Como sabe as grandes potências coloniais de outrora, mesmo depois da descolonização, continuaram a administrar (sublinho: por vontade das próprias populações), múltiplos territórios através do mundo. Lembre-se do ministério francês popularmente chamado "dos Dom-Tom", (abreviatura das expressões "Département d'Outre Mer/Territoires d'Outre Mer").
-Acha que, se a descolonização o tivesse permitido, poderia haver hoje "Dom-Toms "portugueses?
Dom Duarte - Pelo menos nos territórios onde não havia guerra, a autodeterminação poderia ter conduzido a soluções de articulação com Portugal (como aconteceu com tantos outros ainda sob administração francesa, americana, holandesa, etc.). Acho que quanto a este ponto se reflecte, de novo, a circunstância de se ter tratado do problema do ultramar como "um todo", sem ter havido a subtileza de se entender (antes ou depois da revolução), que cada território merecia uma consideração calma, ponderada e específica.
A construção encontrada para os Açores e para a Madeira, que são Regiões Autónomas com órgãos políticos e administrativos próprios dentro da unidade nacional, poderia, porventura, ter sido aceite pelo povo de Cabo Verde? Certamente pelo de Timor? Quem sabe se pelo de São Tomé? Quem sabe se pelo de Cabinda (se tivesse havido a coragem de considerar Cabinda como uma entidade diferente de Angola)? Enfim, sobre a descolonização também se tem falado "milhares de horas" e nem eu tenho opiniões particularmente originais. As que aqui manifesto correspondem apenas a uma síntese. São sinceras e estaria pronto a debatê-las em qualquer instância. Acrescento apenas que a Monarquia poderia ajudar, (.....).

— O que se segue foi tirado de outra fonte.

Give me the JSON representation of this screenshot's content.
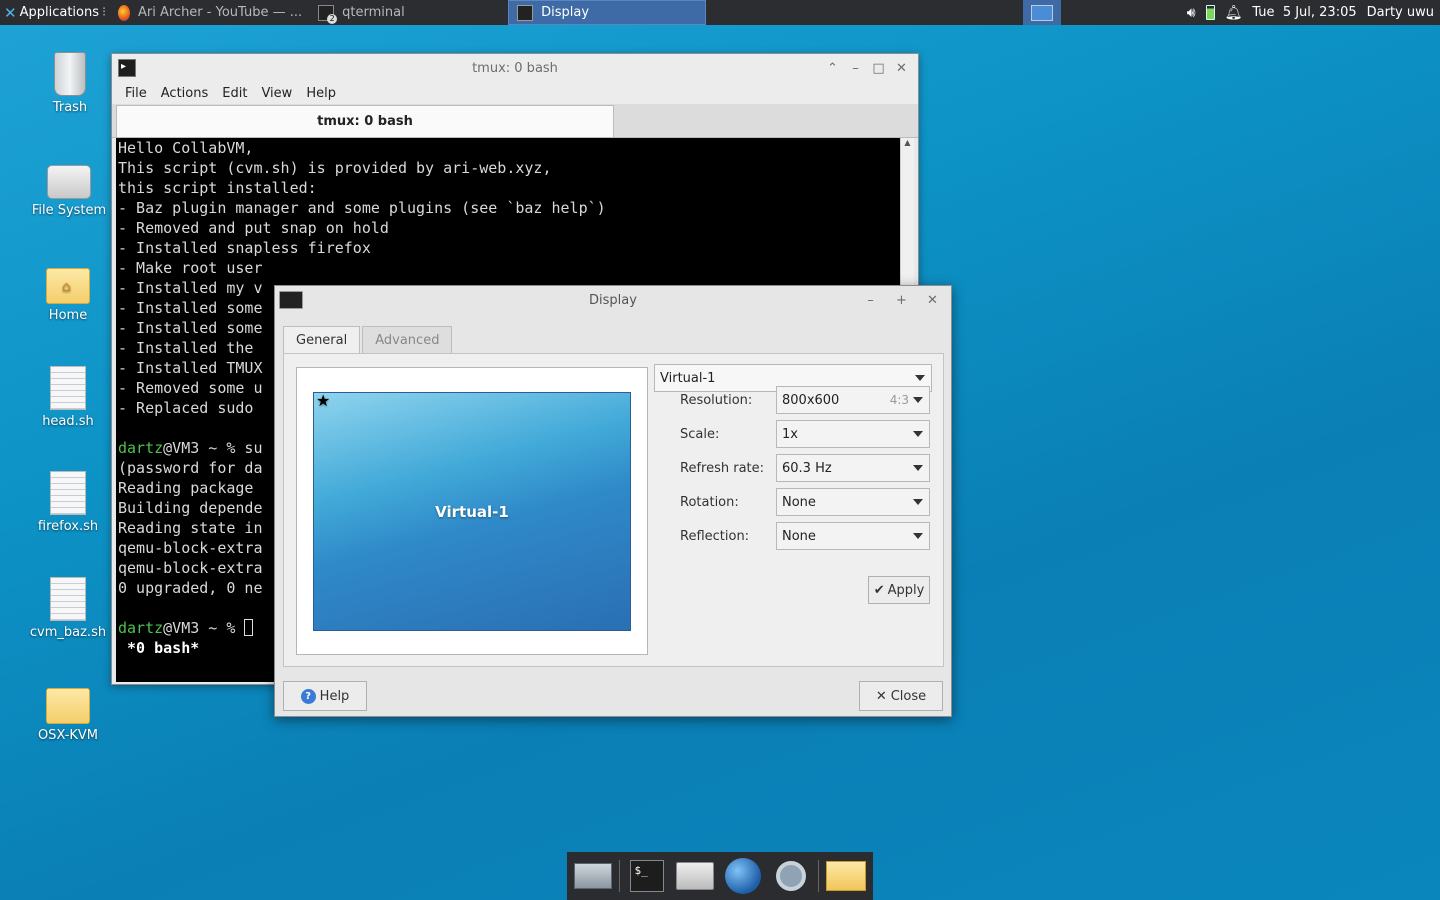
{
  "top_panel": {
    "apps_label": "Applications",
    "tasks": [
      {
        "label": "Ari Archer - YouTube — ...",
        "icon": "firefox-icon"
      },
      {
        "label": "qterminal",
        "icon": "terminal-icon",
        "badge": "2"
      },
      {
        "label": "Display",
        "icon": "display-icon"
      }
    ],
    "clock": "Tue  5 Jul, 23:05",
    "user": "Darty uwu"
  },
  "desktop_icons": [
    {
      "label": "Trash",
      "icon": "trash-icon"
    },
    {
      "label": "File System",
      "icon": "drive-icon"
    },
    {
      "label": "Home",
      "icon": "home-folder-icon"
    },
    {
      "label": "head.sh",
      "icon": "script-file-icon"
    },
    {
      "label": "firefox.sh",
      "icon": "script-file-icon"
    },
    {
      "label": "cvm_baz.sh",
      "icon": "script-file-icon"
    },
    {
      "label": "OSX-KVM",
      "icon": "folder-icon"
    }
  ],
  "terminal": {
    "title": "tmux: 0 bash",
    "menu": [
      "File",
      "Actions",
      "Edit",
      "View",
      "Help"
    ],
    "tab_label": "tmux: 0 bash",
    "lines": [
      "Hello CollabVM,",
      "This script (cvm.sh) is provided by ari-web.xyz,",
      "this script installed:",
      "",
      "- Baz plugin manager and some plugins (see `baz help`)",
      "- Removed and put snap on hold",
      "- Installed snapless firefox",
      "- Make root user",
      "- Installed my v",
      "- Installed some",
      "- Installed some",
      "- Installed the",
      "- Installed TMUX",
      "- Removed some u",
      "- Replaced sudo"
    ],
    "prompt_user": "dartz",
    "prompt_rest_1": "@VM3 ~ % su",
    "output_lines": [
      "(password for da",
      "Reading package",
      "Building depende",
      "Reading state in",
      "qemu-block-extra",
      "qemu-block-extra",
      "0 upgraded, 0 ne"
    ],
    "prompt_rest_2": "@VM3 ~ % ",
    "status_line": " *0 bash*"
  },
  "display_dialog": {
    "title": "Display",
    "tabs": [
      {
        "label": "General",
        "active": true
      },
      {
        "label": "Advanced",
        "active": false
      }
    ],
    "preview_label": "Virtual-1",
    "output_select": "Virtual-1",
    "fields": [
      {
        "label": "Resolution:",
        "value": "800x600",
        "hint": "4:3"
      },
      {
        "label": "Scale:",
        "value": "1x"
      },
      {
        "label": "Refresh rate:",
        "value": "60.3 Hz"
      },
      {
        "label": "Rotation:",
        "value": "None"
      },
      {
        "label": "Reflection:",
        "value": "None"
      }
    ],
    "apply_label": "Apply",
    "help_label": "Help",
    "close_label": "Close"
  },
  "dock": [
    "show-desktop-icon",
    "terminal-icon",
    "home-icon",
    "web-browser-icon",
    "search-icon",
    "folder-icon"
  ]
}
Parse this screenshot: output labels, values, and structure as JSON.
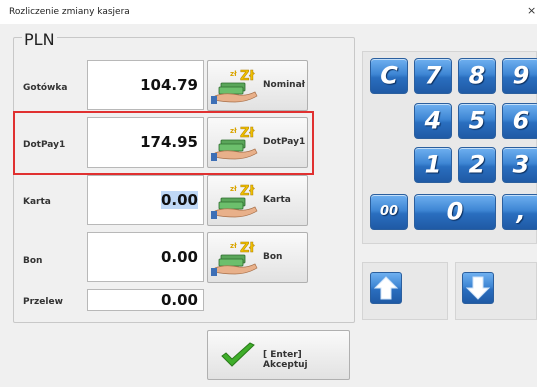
{
  "window": {
    "title": "Rozliczenie zmiany kasjera",
    "close_glyph": "×"
  },
  "currency": "PLN",
  "rows": [
    {
      "label": "Gotówka",
      "amount": "104.79",
      "button_label": "Nominał",
      "button_icon": "cash-hand-icon"
    },
    {
      "label": "DotPay1",
      "amount": "174.95",
      "button_label": "DotPay1",
      "button_icon": "cash-hand-icon",
      "highlighted": true
    },
    {
      "label": "Karta",
      "amount": "0.00",
      "button_label": "Karta",
      "button_icon": "cash-hand-icon",
      "amount_selected": true
    },
    {
      "label": "Bon",
      "amount": "0.00",
      "button_label": "Bon",
      "button_icon": "cash-hand-icon"
    },
    {
      "label": "Przelew",
      "amount": "0.00"
    }
  ],
  "icon_text": {
    "coin_small": "zł",
    "coin_big": "Zł"
  },
  "keypad": {
    "clear": "C",
    "digits_row1": [
      "7",
      "8",
      "9"
    ],
    "digits_row2": [
      "4",
      "5",
      "6"
    ],
    "digits_row3": [
      "1",
      "2",
      "3"
    ],
    "double_zero": "00",
    "zero": "0",
    "comma": ","
  },
  "arrows": {
    "up_icon": "arrow-up-icon",
    "down_icon": "arrow-down-icon"
  },
  "accept": {
    "label": "[ Enter] Akceptuj",
    "icon": "checkmark-icon"
  },
  "colors": {
    "highlight": "#e03030",
    "key_blue": "#3e86d4",
    "check_green": "#3fae2a",
    "selection": "#bfd8f6"
  }
}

Declaração sobre Cabinda (2001)
Numa recente declaração pública, os responsáveis da Frente de Libertação de Cabinda (FLEC), apelaram para que várias entidades portuguesas, entre as quais fui incluído, assumissem uma posição de medianeiros em relação ao sequestro de portugueses em Cabinda.

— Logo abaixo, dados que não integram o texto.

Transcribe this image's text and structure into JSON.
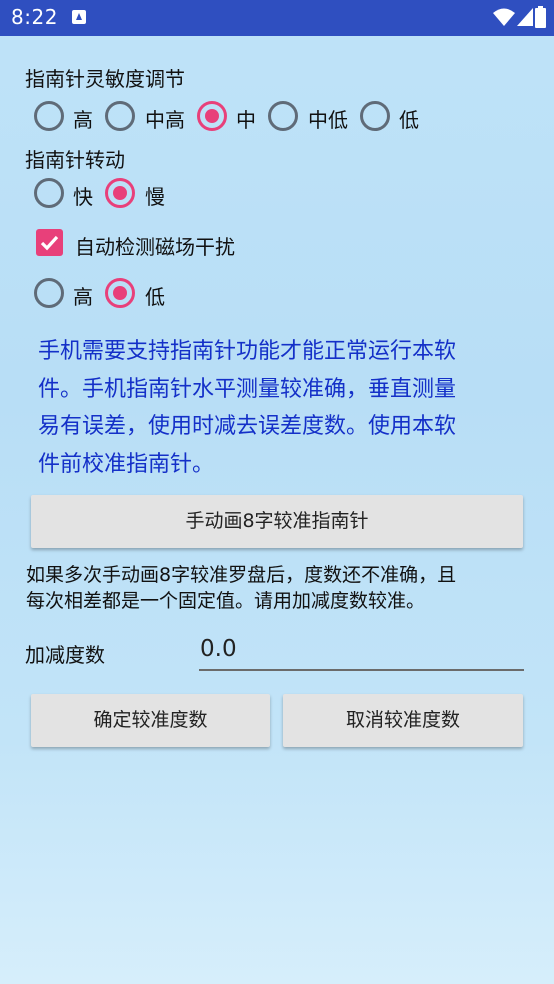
{
  "status_bar": {
    "time": "8:22"
  },
  "sensitivity": {
    "label": "指南针灵敏度调节",
    "options": [
      "高",
      "中高",
      "中",
      "中低",
      "低"
    ],
    "selected": "中"
  },
  "rotation": {
    "label": "指南针转动",
    "options": [
      "快",
      "慢"
    ],
    "selected": "慢"
  },
  "auto_detect": {
    "label": "自动检测磁场干扰",
    "checked": true
  },
  "interference": {
    "options": [
      "高",
      "低"
    ],
    "selected": "低"
  },
  "notice": {
    "line1": "手机需要支持指南针功能才能正常运行本软",
    "line2": "件。手机指南针水平测量较准确，垂直测量",
    "line3": "易有误差，使用时减去误差度数。使用本软",
    "line4": "件前校准指南针。"
  },
  "calibrate_button": "手动画8字较准指南针",
  "hint": {
    "line1": "如果多次手动画8字较准罗盘后，度数还不准确，且",
    "line2": "每次相差都是一个固定值。请用加减度数较准。"
  },
  "offset": {
    "label": "加减度数",
    "value": "0.0"
  },
  "confirm_button": "确定较准度数",
  "cancel_button": "取消较准度数",
  "colors": {
    "status_bar": "#2f4fc0",
    "accent": "#e8407a",
    "notice_text": "#1430c8"
  }
}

Desde há muitos anos que venho acompanhando o drama do povo de Cabinda, cujas autoridades tradicionais, no Séc. XIX, assinaram com Portugal o Tratado de Simulanbuco. Por esse Tratado, reconhecido pela Conferência de Berlim como um tratado de Direito Internacional, Cabinda tornou-se um Protectorado Português, segundo as regras bem definidas. Entre outras, o Governo português comprometia-se a não alterar unilateralmente essas regras, nem os limites geográficos do território.
A integração de Cabinda em Angola, para efeitos administrativos, vem de longa data, mas a independência Angolana não podia abranger Cabinda sem o consentimento da sua população em vista do acordo que estava na origem da presença portuguesa nesse território.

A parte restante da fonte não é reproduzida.